I recommend 240Hz OLED in arcade cabinets to emulate 60Hz CRT, do not skimp on Hz. More Hz is better for CRT simulators, due to a very important temporal principle, you need a large native:simulated Hz ratio.
> A: You need a bright display, try a 240Hz+ OLED. Also some local dimming LCDs have a backlight lag that sometimes interferes with quality.
Come on now. If you can simulate a CRT then surely you can make it look nice on a conventional monitor?
120Hz = up to 50% motion blur reduction for 60fps
240Hz = up to 75% motion blur reduction for 60fps
480Hz = up to 87.5% motion blur reduction for 60fps
CRT simulation is bottlenecked by limited genuine native non-faked Hz, which is why accurate CRT simulation is so difficult.
No they didn't.
> a photosensitive person may have damaged themselves
What person that might be seriously affected is going to look at the image at the top of the article and decide they want to try the full speed demo without extreme care? Plus there's a warning on the links.

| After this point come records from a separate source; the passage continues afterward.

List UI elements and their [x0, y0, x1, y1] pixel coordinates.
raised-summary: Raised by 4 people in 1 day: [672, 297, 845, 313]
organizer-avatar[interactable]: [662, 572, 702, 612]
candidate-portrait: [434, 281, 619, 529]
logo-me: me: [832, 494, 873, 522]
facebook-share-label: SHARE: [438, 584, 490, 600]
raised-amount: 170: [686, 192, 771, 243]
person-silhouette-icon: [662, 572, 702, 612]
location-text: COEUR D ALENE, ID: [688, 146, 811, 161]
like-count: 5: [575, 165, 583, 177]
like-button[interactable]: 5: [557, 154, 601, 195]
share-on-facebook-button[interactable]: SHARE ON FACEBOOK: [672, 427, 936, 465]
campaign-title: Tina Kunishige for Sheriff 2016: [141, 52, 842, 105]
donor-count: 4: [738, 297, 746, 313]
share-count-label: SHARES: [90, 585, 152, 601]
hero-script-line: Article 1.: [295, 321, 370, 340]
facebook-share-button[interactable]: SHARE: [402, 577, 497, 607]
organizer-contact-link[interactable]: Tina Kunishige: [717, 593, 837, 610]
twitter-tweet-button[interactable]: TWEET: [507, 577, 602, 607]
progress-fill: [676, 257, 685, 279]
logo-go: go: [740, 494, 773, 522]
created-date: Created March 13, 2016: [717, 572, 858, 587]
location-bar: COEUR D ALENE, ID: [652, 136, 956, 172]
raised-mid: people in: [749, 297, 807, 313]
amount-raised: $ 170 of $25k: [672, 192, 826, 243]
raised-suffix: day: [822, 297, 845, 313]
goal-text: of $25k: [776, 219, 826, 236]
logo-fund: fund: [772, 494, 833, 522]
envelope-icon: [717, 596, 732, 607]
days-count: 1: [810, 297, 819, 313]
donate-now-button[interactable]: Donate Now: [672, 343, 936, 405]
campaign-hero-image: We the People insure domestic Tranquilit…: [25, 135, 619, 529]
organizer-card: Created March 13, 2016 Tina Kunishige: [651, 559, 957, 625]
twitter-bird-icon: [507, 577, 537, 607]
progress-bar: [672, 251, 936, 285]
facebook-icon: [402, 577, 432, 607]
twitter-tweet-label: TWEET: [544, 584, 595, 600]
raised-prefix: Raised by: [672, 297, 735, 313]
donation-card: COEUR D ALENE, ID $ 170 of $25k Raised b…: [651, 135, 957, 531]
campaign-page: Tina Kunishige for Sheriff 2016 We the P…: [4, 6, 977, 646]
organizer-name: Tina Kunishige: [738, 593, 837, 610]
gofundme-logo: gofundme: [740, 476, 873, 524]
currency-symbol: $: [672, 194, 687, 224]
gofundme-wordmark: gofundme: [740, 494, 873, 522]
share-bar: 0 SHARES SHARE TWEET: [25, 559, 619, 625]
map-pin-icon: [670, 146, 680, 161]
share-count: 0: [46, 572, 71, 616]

Edit: I misunderstood and was running the 240 Hz version at 120 Hz. The 120 Hz version doesn't flicker noticeably. It does seem to reduce motion blur for 60 Hz content with a brightness penalty. It doesn't immediately make me feel like I'm looking at a CRT. Maybe it would if I had a 480 Hz monitor. There is a slight rolling banding artifact on my phone, maybe an artifact introduced by the display controller as described in the article.
- Throw as much native:emulated Hz ratio as you can.
- 120Hz = up to 50% blur reduction
- 240Hz = up to 75% blur reduction
- 480Hz = up to 87.5% blur reduction
- Calibrate your black levels and white levels (e.g. via TestUFO PLUGE test and White Level tests), since you need all of the levels for the simulated phosphor fades.
- Use SDR mode, not HDR, the math in the shader is designed to the Adobe sRGB curve. I wish I had more direct access to the complex HDR curves and ABL to auto-compensate for Talbot Plateau Theorem.
- Use odd number native:emulated Hz ratio on LCD to make it immune to image retention + slightly better behaviors with LCD 6-bit FRC
- Adjust Gain-vs-Blur and gamma, if there's problems. Using low Gain-vs-Blur will reduce color ghosting. Use 0.5 for 120Hz, and if you're getting too many artifacts, try testing numbers as low as 0.25 for 240Hz to see if color ghosting problems disappear. (A fix will be coming)
- Artifacts reduce dramatically at 480Hz versus 240Hz vs 120Hz, more Hz really helps CRT simulation. More Hz the merrier, for BYOA (Bring Your Own Algorithm approaches)
There will be an improved version of my shader on Github, involving:
- Global refresh mode (like a phosphorescent BFI)
- Color balancing modes
- Black level lifter (to fix any thin dark bands caused by violations to Talbot-Plateau Theorem due to certain displays' crappy handling of below-2% greyscales, etc)
Keep an eye out for it in January 2025, just star the Github repo or wait for Retroarch (etc) to implement the improved version of my shader (after I'm finished deadline work for a client at CES 2025)
240Hz demo in 144Hz mode looks flickery but much more realistic.
https://en.m.wikipedia.org/wiki/Interlaced_video
(Half vertical resolution, offset a bit every other frame)
If you have photosensitive migraine or epilepsy, stay the hell away from those demos.